During my years practicing pain and musculoskeletal medicine, I’ve experienced a duality; extreme satisfaction when successfully helping a patient achieve pain relief and regain function, and sometimes disappointment when our treatment strategies do not deliver. Either through successes or failures, I do hope to impart a greater understanding of what pain is to my patients; that pain is much more than just a bodily injury. That pain, especially if chronic, can have multiple components.
I was first drawn to this concept through reading an article by Dr. Ronald Melzack on the Pain Neuromatrix. Long story short, the Pain Neuromatrix proposes that each one of us have a similar but unique sort of “circuitry” in our brains that processes our pain experience. In simpler terms, no two people experience the same pain in the same way and this is largely due to a combination of our genetics, our emotional state, and our memories or past experiences. These are just some of the components that influence how much pain and stress and overall disability we feel. This neuromatrix has, in a piecemeal fashion, been validated to some degree in current research.
Why this is important is that it highlights the notion that our experience of pain is subjective.
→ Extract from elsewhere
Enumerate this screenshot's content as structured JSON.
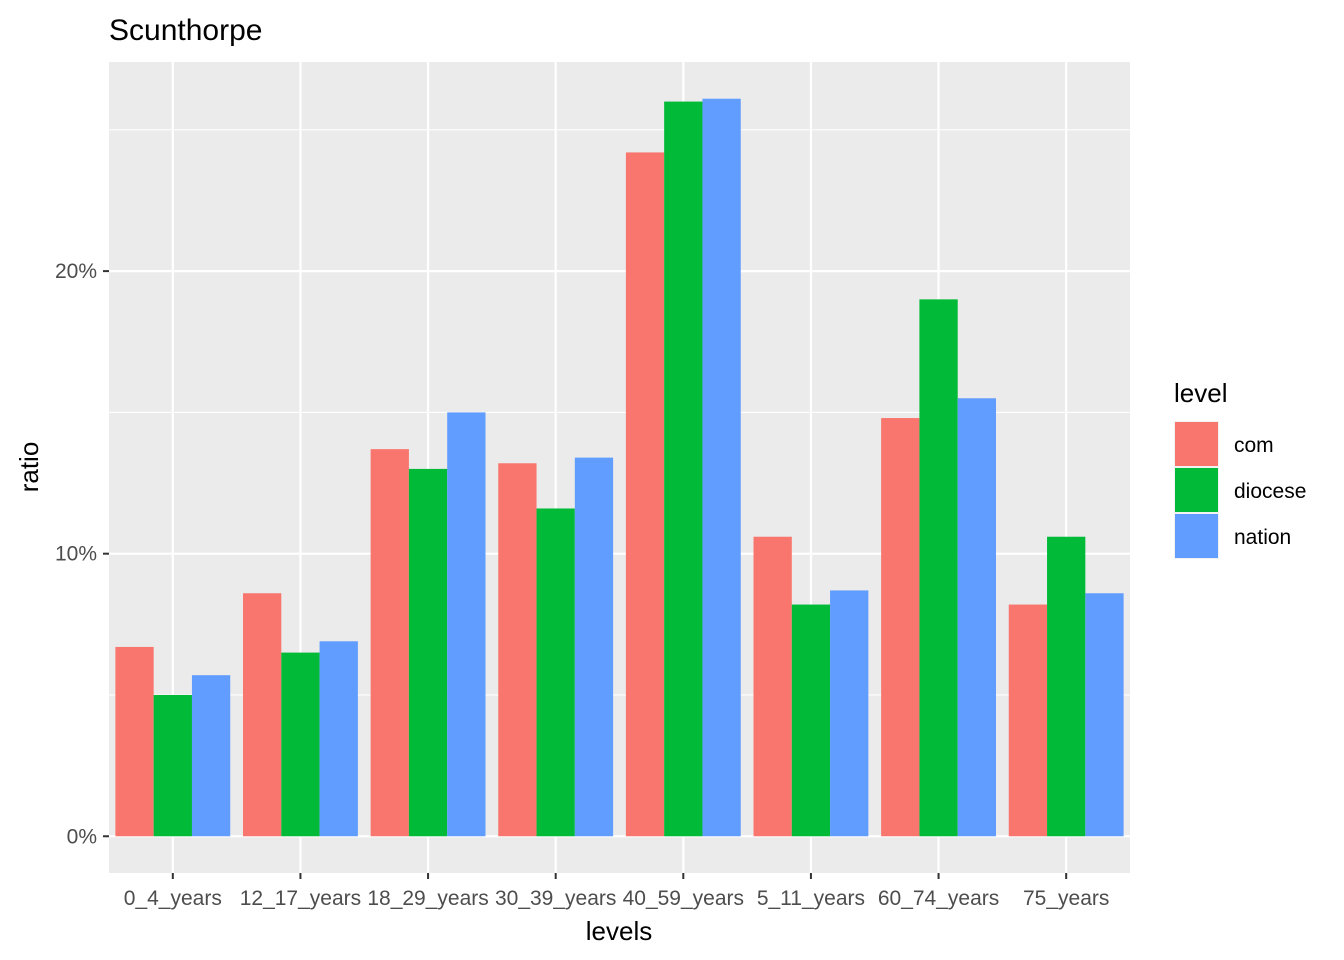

There are in many cases, actual bodily injury or inflammation that absolutely needs to be addressed, however we cannot ignore that a portion of that pain may be influenced by our emotions, our memories, and our sense of loss (in this case, loss of quality of life) or suffering. We (all of us) need to rethink pain and only then can we develop proper holistic strategies to heal.
The field of pain medicine is growing, and with it we are gaining a better understanding of what drives pain and suffering. In the majority of cases, there unfortunately is not just one silver bullet. One miracle cure. At any step of recovery, one must always entertain the combination of therapeutic strategies including exercise-therapy, advanced interventional procedures, complementary medicine practices, pain psychology, and a degree of medication management with a goal to reduce and cease usage at an appropriate time.
Pain has multiple components, and likewise, so does treatment.